@carstenbauer Cool package! I want to de derail this further so let me open a new topic
When I first looked at it, the performance advantage of scattered pinning was puzzling for me. Intuitively, you would want to avoid touching remote memory. Then it occurred to me that not all computations require frequent cross-thread communication. So, I’m guessing scattered pinning is advantageous since it effectively “expand” the memory bus and the L3 cache? Is this intuition compatible with the benchmark?
Related to this, did you look at the effect of GC with the scattered pinning? I wonder if the GC can reuse the remote memory. If so, I’m guessing the performance with scattered pinning to degrade over time (unless extra care is taken with libnuma API or sth?).
I’d say it is a valid point but not the crux of the plots (if I understand your argument correctly). What was surprising to me is that the compact pinning curve shows (modulo measurment uncertainties) linear scaling when putting threads on the second socket (# cores > 10). Intuitively, I would have expected two saturation curves, indicating the saturation of the memory bandwidth of each socket, respectively.
The reason why this linear scaling appears is the implicit barrier at the end of a parallel block (in julia at the end of @threads for ..., same goes for #pragma omp parallel for). Once you’ve saturated the first socket, each thread placed on the second (almost empty) socket could be faster than those on the filled first socket but they aren’t, since they are synchronized at the barrier. I.e. they are forced to wait for the threads on the saturated socket to finish as well. Hence, every thread added on the second socket contributes the average memory bandwidth of the saturated socket. The wasted time (due to waiting at the barrier) is what gives the linear scaling and also makes compact pinning suboptimal here.
With scattered pinning, this effect can be avoided since we saturate both sockets simultaneously, so the amount of useless waiting at the barrier is minimized. This results in overall better performance (except at the end point where # cores = # available cores and both curves match) and a single big saturation curve.
Hope this clears things up!
I did not. But I believe to have noted that results where slightly different when running each measurement (i.e. each value of # cores) in a fresh Julia session compared to running them in the same Julia session one after another (the latter is what I use for the data / plots in the README.md). However, the effect was marginal, so may well be just a fluctuation effect, and also might be completely unrelated to GC.
Hmm… I was actually not super surprised by the late linear scaling of compact pinning. Since both strategies yield the same configuration at maximum cores (= 20), the two plots should meet there. Since scatter pinning saturates first, the compact pinning needs to “approach from below.” [^1] Of course, this argument is given the observation that the scatter pinning outperforms compact pinning. So, maybe what is “obvious” depends on the phenomena that we noticed/were surprised at first.

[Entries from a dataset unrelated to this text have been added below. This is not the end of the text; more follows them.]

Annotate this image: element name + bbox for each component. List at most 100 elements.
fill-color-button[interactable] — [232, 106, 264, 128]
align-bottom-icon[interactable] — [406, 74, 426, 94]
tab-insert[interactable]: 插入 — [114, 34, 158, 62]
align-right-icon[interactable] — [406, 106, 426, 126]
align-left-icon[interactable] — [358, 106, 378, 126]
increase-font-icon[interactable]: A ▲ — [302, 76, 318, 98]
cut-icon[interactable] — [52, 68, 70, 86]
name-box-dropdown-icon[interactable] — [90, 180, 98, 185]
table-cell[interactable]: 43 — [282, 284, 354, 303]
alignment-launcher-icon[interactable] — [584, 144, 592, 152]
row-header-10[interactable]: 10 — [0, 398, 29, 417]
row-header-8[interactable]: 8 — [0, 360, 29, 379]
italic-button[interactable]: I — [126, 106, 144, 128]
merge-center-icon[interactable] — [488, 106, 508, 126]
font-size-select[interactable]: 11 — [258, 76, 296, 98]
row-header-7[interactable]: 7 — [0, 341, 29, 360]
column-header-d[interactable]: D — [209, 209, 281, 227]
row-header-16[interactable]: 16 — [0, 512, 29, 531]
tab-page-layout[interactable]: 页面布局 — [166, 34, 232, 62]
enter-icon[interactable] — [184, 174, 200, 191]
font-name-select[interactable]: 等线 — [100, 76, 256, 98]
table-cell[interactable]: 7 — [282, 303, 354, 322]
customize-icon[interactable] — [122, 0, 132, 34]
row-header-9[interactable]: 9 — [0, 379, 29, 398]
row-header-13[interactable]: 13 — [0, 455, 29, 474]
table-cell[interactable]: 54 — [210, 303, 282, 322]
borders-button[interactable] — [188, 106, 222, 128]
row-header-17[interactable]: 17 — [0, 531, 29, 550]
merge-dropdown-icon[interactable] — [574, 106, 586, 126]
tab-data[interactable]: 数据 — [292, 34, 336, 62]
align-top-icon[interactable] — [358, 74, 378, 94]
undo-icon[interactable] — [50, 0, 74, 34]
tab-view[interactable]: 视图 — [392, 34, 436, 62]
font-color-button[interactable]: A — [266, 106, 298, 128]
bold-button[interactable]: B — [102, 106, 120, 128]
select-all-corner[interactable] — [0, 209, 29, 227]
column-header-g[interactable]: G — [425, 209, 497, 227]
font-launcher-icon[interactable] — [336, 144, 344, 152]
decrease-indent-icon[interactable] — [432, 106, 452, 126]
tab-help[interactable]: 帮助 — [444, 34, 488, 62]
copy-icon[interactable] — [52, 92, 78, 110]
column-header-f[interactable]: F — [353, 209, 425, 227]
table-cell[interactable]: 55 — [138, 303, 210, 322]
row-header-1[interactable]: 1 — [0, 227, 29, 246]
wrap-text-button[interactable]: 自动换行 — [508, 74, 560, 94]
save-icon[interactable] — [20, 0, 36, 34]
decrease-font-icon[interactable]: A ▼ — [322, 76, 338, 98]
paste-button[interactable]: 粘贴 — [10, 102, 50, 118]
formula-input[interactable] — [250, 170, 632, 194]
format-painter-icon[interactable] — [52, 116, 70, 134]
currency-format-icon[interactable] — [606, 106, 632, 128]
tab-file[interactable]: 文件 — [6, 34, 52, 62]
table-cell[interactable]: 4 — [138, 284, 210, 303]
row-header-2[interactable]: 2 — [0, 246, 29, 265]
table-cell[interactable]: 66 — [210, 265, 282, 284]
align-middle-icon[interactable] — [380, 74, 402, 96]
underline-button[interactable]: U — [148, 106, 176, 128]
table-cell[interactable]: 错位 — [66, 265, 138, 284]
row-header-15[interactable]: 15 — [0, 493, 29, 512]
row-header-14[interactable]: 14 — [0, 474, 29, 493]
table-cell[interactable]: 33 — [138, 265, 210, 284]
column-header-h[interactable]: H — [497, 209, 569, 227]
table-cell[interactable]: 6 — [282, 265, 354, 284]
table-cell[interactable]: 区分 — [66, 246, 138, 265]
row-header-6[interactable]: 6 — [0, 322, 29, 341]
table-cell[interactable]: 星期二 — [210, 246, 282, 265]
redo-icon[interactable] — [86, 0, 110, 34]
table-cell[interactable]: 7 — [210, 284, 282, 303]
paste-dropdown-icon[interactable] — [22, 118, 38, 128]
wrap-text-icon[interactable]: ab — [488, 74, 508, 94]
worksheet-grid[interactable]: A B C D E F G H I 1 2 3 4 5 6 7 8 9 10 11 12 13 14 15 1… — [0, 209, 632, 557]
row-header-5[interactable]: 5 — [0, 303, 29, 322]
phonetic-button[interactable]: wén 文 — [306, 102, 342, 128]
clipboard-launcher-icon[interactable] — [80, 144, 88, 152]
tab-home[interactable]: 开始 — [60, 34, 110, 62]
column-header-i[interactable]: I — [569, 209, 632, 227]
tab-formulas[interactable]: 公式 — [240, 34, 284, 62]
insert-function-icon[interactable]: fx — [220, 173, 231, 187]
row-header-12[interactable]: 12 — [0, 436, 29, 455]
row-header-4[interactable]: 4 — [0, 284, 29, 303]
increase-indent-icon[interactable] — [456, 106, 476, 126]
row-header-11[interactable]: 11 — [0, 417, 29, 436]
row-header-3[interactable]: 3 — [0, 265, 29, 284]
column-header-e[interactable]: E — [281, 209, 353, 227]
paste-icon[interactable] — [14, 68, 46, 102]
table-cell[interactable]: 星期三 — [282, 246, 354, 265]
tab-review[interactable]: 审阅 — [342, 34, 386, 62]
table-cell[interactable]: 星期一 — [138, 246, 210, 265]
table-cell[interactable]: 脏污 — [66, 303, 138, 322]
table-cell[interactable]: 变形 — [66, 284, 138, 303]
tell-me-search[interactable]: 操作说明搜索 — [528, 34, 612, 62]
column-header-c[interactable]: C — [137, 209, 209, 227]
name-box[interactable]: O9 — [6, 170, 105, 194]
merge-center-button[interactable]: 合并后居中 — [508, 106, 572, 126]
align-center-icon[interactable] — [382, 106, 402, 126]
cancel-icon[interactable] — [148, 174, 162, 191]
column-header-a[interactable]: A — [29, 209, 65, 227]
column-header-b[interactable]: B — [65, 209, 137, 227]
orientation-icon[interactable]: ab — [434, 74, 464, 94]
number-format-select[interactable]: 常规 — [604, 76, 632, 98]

Also, I was more interested in that the difference is maximized at 10 cores. It’s natural that we observe a difference there since that’s where the thread configuration is maximally different. But I wanted to explain this difference at this point, without a “scaling” argument that requires varying the number of threads. Isn’t the effective use of per-socket resources like the L3 and local memory enough to explain this difference?
[^1]: This is a rough argument and I think your explanation illustrates more mechanical details.